DeepMind does not stop: AI now knows how to play Quake III Arena
The company DeepMind, formerly a division of Google, is engaged in the development of AI (its weak form) for various purposes. Now the DeepMind team is actively involved in creating various forms of AI, sharpened for games, both logical, desktop, and shooters. There are a lot of games - Go and StarCraft, and now Quake III Arena.
The developers have stated in their blog that they have trained the AI system to play Quake III Arena just about the way a person does. That is, the computer system has learned to adapt to the rapidly changing game conditions, including switching levels and their elements. Traditionally, the training system was used with reinforcements .
During this type of training, the computer receives a reward or a fine depending on whether it is passing or not. Usually, the problem of the computer is that it cannot adapt to the changed conditions operatively enough - just as a person does. Despite the fact that neural networks have long been able to learn from their own mistakes, computer games are difficult for them if the system does not know the initial conditions.
The system was trained to play in Capture The Flag. In this case, the player must try to capture the opponent's flag, but in no case should he give his own. If any of the teams can capture and hold the opponent’s flag as many times as possible within five minutes, then such a team serves as the winner.
In order not to let the AI simply learn the features of the level, including the location of rooms, buildings, etc., the neural network was forced to play at a new level each time. In this case, the AI developed its own strategy of the game without "cramming". The computer watched the actions of other players, studied the “geography” of the level and acted according to the situation.

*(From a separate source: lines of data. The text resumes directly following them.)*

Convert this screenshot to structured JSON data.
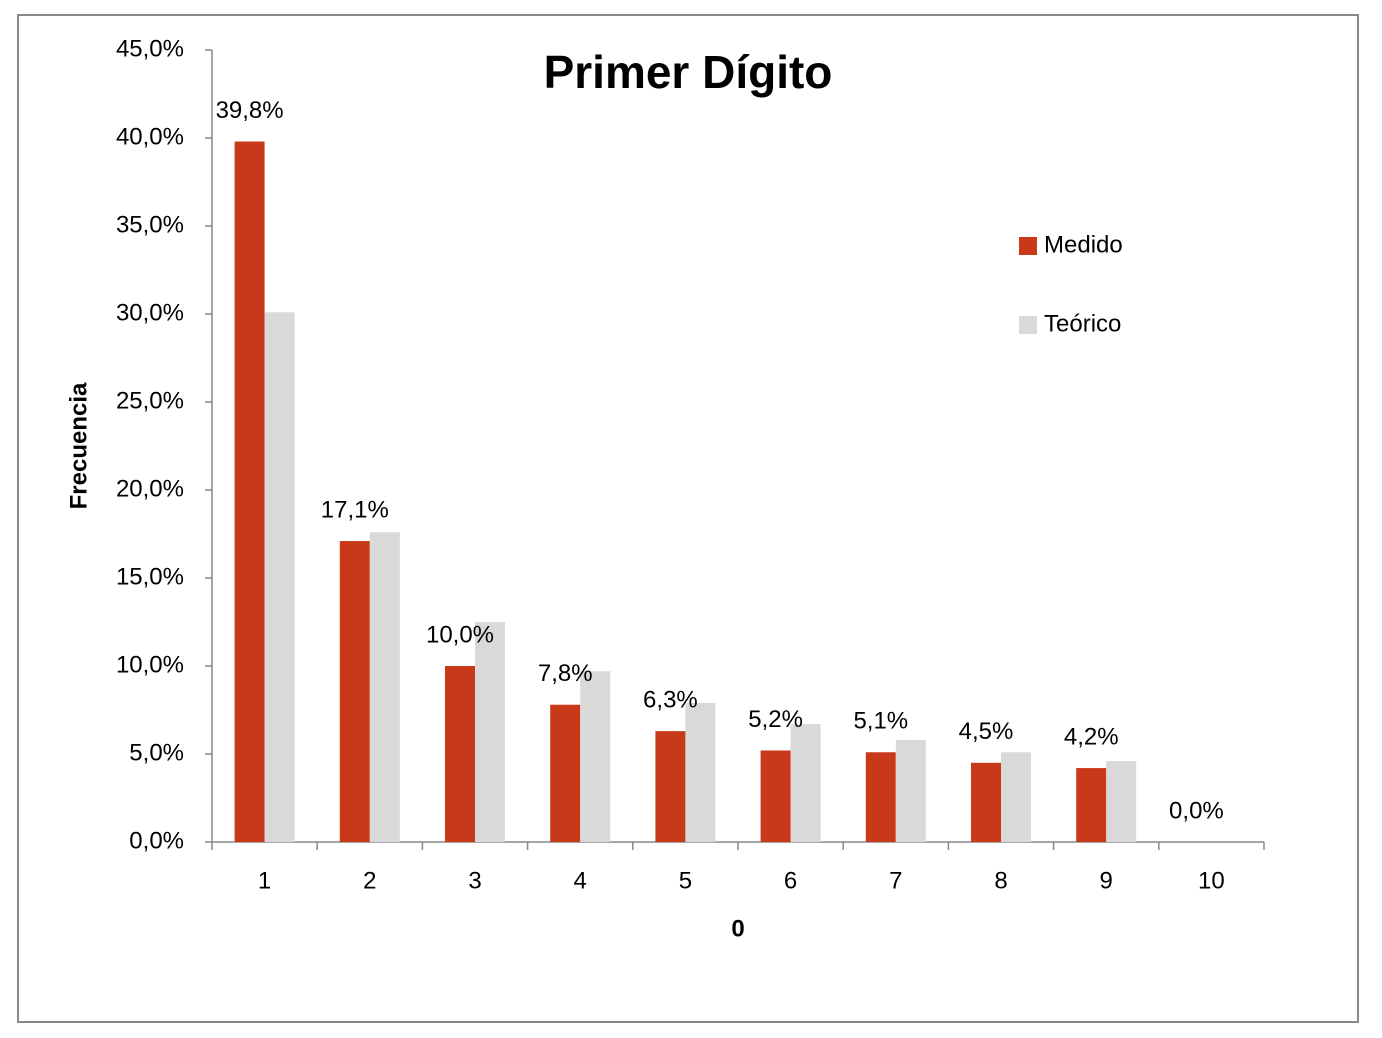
{
  "chart_data": {
    "type": "bar",
    "title": "Primer Dígito",
    "x_label": "0",
    "y_label": "Frecuencia",
    "categories": [
      "1",
      "2",
      "3",
      "4",
      "5",
      "6",
      "7",
      "8",
      "9",
      "10"
    ],
    "series": [
      {
        "name": "Medido",
        "color": "#c8391a",
        "values": [
          39.8,
          17.1,
          10.0,
          7.8,
          6.3,
          5.2,
          5.1,
          4.5,
          4.2,
          0.0
        ],
        "value_labels": [
          "39,8%",
          "17,1%",
          "10,0%",
          "7,8%",
          "6,3%",
          "5,2%",
          "5,1%",
          "4,5%",
          "4,2%",
          "0,0%"
        ]
      },
      {
        "name": "Teórico",
        "color": "#d9d9d9",
        "values": [
          30.1,
          17.6,
          12.5,
          9.7,
          7.9,
          6.7,
          5.8,
          5.1,
          4.6,
          null
        ]
      }
    ],
    "ylim": [
      0,
      45
    ],
    "yticks": [
      {
        "value": 0,
        "label": "0,0%"
      },
      {
        "value": 5,
        "label": "5,0%"
      },
      {
        "value": 10,
        "label": "10,0%"
      },
      {
        "value": 15,
        "label": "15,0%"
      },
      {
        "value": 20,
        "label": "20,0%"
      },
      {
        "value": 25,
        "label": "25,0%"
      },
      {
        "value": 30,
        "label": "30,0%"
      },
      {
        "value": 35,
        "label": "35,0%"
      },
      {
        "value": 40,
        "label": "40,0%"
      },
      {
        "value": 45,
        "label": "45,0%"
      }
    ],
    "legend": "right"
  }
}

Moreover, the developers of Deepmind trained AI to play a whole team, which consists of different agents. The whole system is called For The Win (FTW).
So, For The Win (FTW) learned to manage his team, coordinating and directing the actions of each agent. The task, as mentioned above, the preservation of its own flag and the seizure of someone else. After the computer reached a certain level of skill, DeepMind offered to play with him the usual players in a special tournament.
All 40 people took part in it. The teams in the tournament were mixed - that is, there could be both people and AI agents on the same team. As a result of the game, it became clear that the AI in pure form won more victories than teams of people. In mixed teams, the AI showed a higher level of cooperation than people usually demonstrate. Thus, the computer, if necessary, served as a slave or was directly involved in the attack on the enemy base.
According to the developers, the principles of work that were used to create For The Win (FTW) can also be used to play other titles - for example, StarCraft II or Dota 2.
DeepMind demonstrated the process earlier this monthAI training for passing old school games - on Atari. The principle of learning with reinforcement was also used here, and teaching the AI to play old games is quite difficult, since many of the actions of the protagonist are very implicit.
Montezuma's Revenge was taken as the basis. There is neither a clear task, nor the direction where to go, nor an understanding of what to gather or oppose. Two methods were used for learning by example: TDC (temporal distance classification) and CDC (cross-modal temporal distance classification).
The computer was trained to go through the game with the help of video walkthroughs from YouTube - there are a lot of them at the service. In the process of passing, frames of video recording of the passage of the AI levels and his “teachers” from YouTube were compared. If the comparison produced a high level of similarity, the AI received an award. As it turned out, after some time, the AI performs the same sequence of actions as the person.
As for StarCraft, which was mentioned above, in 2017, the man still defeated the car , and dry, with a score of 4: 0. StarCraft pro player Son Byung-gu (Song Byung-gu) then fought four different StarCraft bots.